How to go about selling a tenanted property

Are you thinking about selling a tenanted property?

Well, following big reforms to the buy-to-let sector, more and more landlords are deciding to sell. In fact, a recent survey from the National Landlords Association suggests that around 20% of landlords plan to reduce their number of properties over the next year.

However, maybe you don’t own a portfolio of properties and have just decided it’s time to sell your buy-to-let. If so, selling your rental property, especially if it’s still tenanted, could be a tricky process. Here’s a quick guide to selling a property with tenants in residence and what to look out for.

Firstly, refer to your tenancy agreement

Providing you’ve done everything by the book, your tenants have signed a standard Assured Shorthold Tenancy (AST) and you are storing their deposit in a deposit protection scheme, you are obliged to serve your tenant at least 60 days notice.

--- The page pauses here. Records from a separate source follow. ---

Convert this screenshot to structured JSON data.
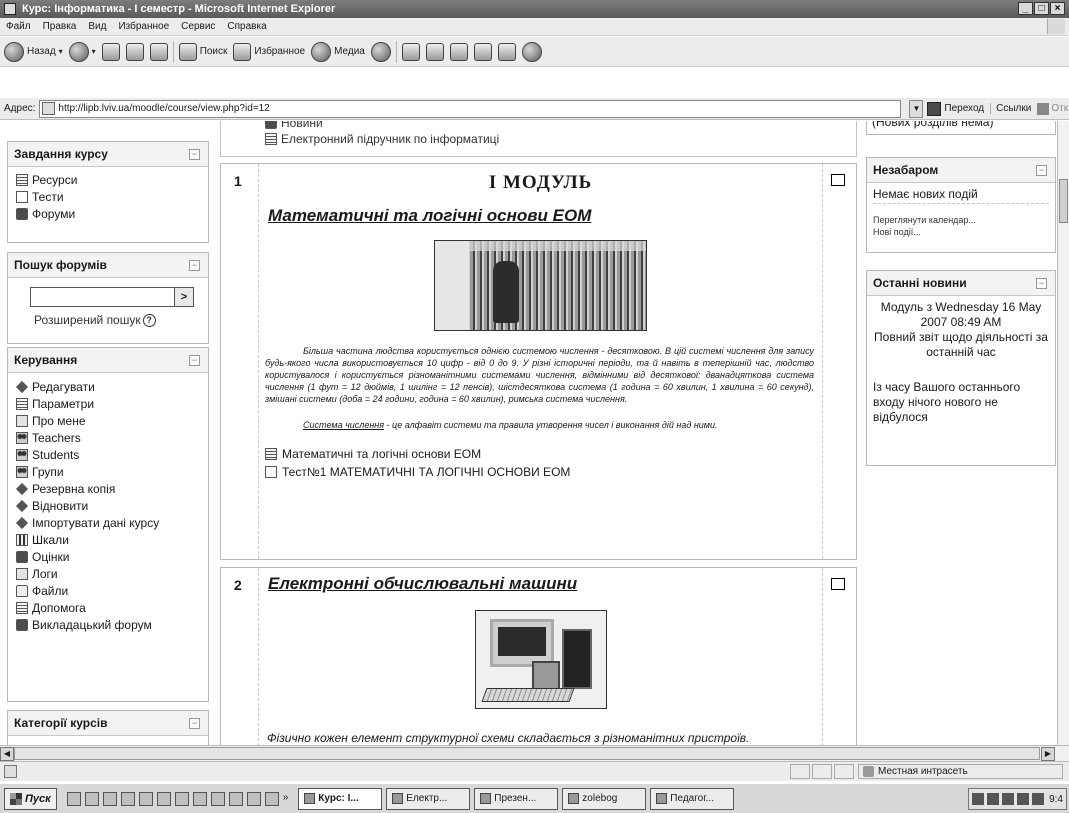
{
  "window": {
    "title": "Курс: Інформатика - I семестр - Microsoft Internet Explorer",
    "buttons": [
      "_",
      "□",
      "×"
    ]
  },
  "menu": [
    "Файл",
    "Правка",
    "Вид",
    "Избранное",
    "Сервис",
    "Справка"
  ],
  "toolbar": {
    "back": "Назад",
    "search": "Поиск",
    "favorites": "Избранное",
    "media": "Медиа"
  },
  "address": {
    "label": "Адрес:",
    "url": "http://lipb.lviv.ua/moodle/course/view.php?id=12",
    "go": "Переход",
    "links": "Ссылки",
    "extra": "Отк"
  },
  "top_box": {
    "item1": "Новини",
    "item2": "Електронний підручник по інформатиці"
  },
  "left": {
    "tasks_block": {
      "title": "Завдання курсу",
      "items": [
        {
          "label": "Ресурси",
          "icon": "document-icon"
        },
        {
          "label": "Тести",
          "icon": "checkbox-icon"
        },
        {
          "label": "Форуми",
          "icon": "forum-icon"
        }
      ]
    },
    "search_block": {
      "title": "Пошук форумів",
      "go": ">",
      "advanced": "Розширений пошук",
      "help": "?"
    },
    "admin_block": {
      "title": "Керування",
      "items": [
        {
          "label": "Редагувати",
          "icon": "edit-icon"
        },
        {
          "label": "Параметри",
          "icon": "settings-icon"
        },
        {
          "label": "Про мене",
          "icon": "profile-icon"
        },
        {
          "label": "Teachers",
          "icon": "teachers-icon"
        },
        {
          "label": "Students",
          "icon": "students-icon"
        },
        {
          "label": "Групи",
          "icon": "groups-icon"
        },
        {
          "label": "Резервна копія",
          "icon": "backup-icon"
        },
        {
          "label": "Відновити",
          "icon": "restore-icon"
        },
        {
          "label": "Імпортувати дані курсу",
          "icon": "import-icon"
        },
        {
          "label": "Шкали",
          "icon": "scales-icon"
        },
        {
          "label": "Оцінки",
          "icon": "grades-icon"
        },
        {
          "label": "Логи",
          "icon": "logs-icon"
        },
        {
          "label": "Файли",
          "icon": "folder-icon"
        },
        {
          "label": "Допомога",
          "icon": "help-doc-icon"
        },
        {
          "label": "Викладацький форум",
          "icon": "forum-icon"
        }
      ]
    },
    "categories_block": {
      "title": "Категорії курсів"
    }
  },
  "sections": [
    {
      "number": "1",
      "module_title": "I МОДУЛЬ",
      "heading": "Математичні та логічні основи ЕОМ",
      "paragraph": "Більша частина людства користується однією системою числення - десятковою. В цій системі числення для запису будь-якого числа використовується 10 цифр - від 0 до 9. У різні історичні періоди, та й навіть в теперішній час, людство користувалося і користується різноманітними системами числення, відмінними від десяткової: дванадцяткова система числення (1 фут = 12 дюймів, 1 шилінг = 12 пенсів), шістдесяткова система (1 година = 60 хвилин, 1 хвилина = 60 секунд), змішані системи (доба = 24 години, година = 60 хвилин), римська система числення.",
      "definition_term": "Система числення",
      "definition_rest": " - це алфавіт системи та правила утворення чисел і виконання дій над ними.",
      "resources": [
        {
          "label": "Математичні та логічні основи ЕОМ",
          "icon": "document-icon"
        },
        {
          "label": "Тест№1 МАТЕМАТИЧНІ ТА ЛОГІЧНІ ОСНОВИ ЕОМ",
          "icon": "checkbox-icon"
        }
      ]
    },
    {
      "number": "2",
      "heading": "Електронні обчислювальні машини",
      "footer": "Фізично кожен елемент структурної схеми складається з різноманітних пристроїв."
    }
  ],
  "right": {
    "top_text": "(Нових розділів нема)",
    "upcoming": {
      "title": "Незабаром",
      "no_events": "Немає нових подій",
      "calendar_link": "Переглянути календар...",
      "new_event_link": "Нові події..."
    },
    "news": {
      "title": "Останні новини",
      "module_line": "Модуль з Wednesday 16 May 2007 08:49 AM",
      "report": "Повний звіт щодо діяльності за останній час",
      "nothing": "Із часу Вашого останнього входу нічого нового не відбулося"
    }
  },
  "status": {
    "zone": "Местная интрасеть"
  },
  "taskbar": {
    "start": "Пуск",
    "more": "»",
    "tasks": [
      {
        "label": "Курс: І...",
        "active": true
      },
      {
        "label": "Електр...",
        "active": false
      },
      {
        "label": "Презен...",
        "active": false
      },
      {
        "label": "zolebog",
        "active": false
      },
      {
        "label": "Педагог...",
        "active": false
      }
    ],
    "clock": "9:4"
  }
}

However, as most tenancy agreements have a fixed term of 6 or 12 months, you will usually need to wait until their fixed term is over before serving notice.

Once you know where you stand, your options are:

Keep your tenants and sell to another landlord

This way everyone’s happy, your tenants get to stay where they are. Selling a property is costly at the best of times so this way you’re not losing out on any rental income too, and neither will your buyer. When you sell to another landlord the tenancy agreement will still stand until the end of the fixed term, although the new landlord may want to draw up a new one. However, to get to that stage you’ll need to make sure viewings are possible (more on that below).

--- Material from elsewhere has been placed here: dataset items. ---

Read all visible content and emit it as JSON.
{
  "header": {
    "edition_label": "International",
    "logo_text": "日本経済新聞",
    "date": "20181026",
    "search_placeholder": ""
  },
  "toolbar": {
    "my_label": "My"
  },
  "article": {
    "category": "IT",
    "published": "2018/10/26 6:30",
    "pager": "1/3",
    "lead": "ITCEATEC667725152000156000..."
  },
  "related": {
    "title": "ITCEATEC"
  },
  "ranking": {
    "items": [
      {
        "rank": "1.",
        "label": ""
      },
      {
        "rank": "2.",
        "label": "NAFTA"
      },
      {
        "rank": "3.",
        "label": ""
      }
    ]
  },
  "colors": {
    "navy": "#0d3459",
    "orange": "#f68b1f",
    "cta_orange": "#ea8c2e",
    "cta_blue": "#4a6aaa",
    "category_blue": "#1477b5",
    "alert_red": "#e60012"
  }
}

Serve notice to your tenants

Providing your tenancy agreement allows it and you’ve served at least 60 days notice to your tenants, they should move out at the end of the tenancy. The great thing about doing it this way is that you’re free to sell to either another landlord or a regular buyer.

If you’re lucky you might be able to complete just after your tenants move out, however nothing’s guaranteed in this game so you need to be sure you’re comfortable with losing out on rental income should they move out before that.

The other problem with this option is that if your tenants won’t move out, you may need to take them to court, a good reason for keeping a good relations with your tenants.


Viewings can be tricky when you’re selling a tenanted property. Firstly you need to check whether your tenancy agreement allows viewings at all, if it does, remember that you’ll always need to give at least 24 hours notice. When selling your own home, you have control over presentation for viewings, but that’s not the case here, by having a good relationship with your tenants though, they’re more likely to cooperate and have the property looking ship-shape for potential buyers.

Tip: You might want to get your tenants onside by compensating them and offering a reduced rent throughout the viewings process.

Don’t rule out asking your tenants if they want to buy

It may be a long shot but you never know what situation your tenants are in, they may have been saving up to buy and could be looking for a property just like yours.

There are of course some obstacles to navigate when selling a property with tenants in residence, but with some careful planning and good relations with your tenants, it may not be the troublesome experience you might expect.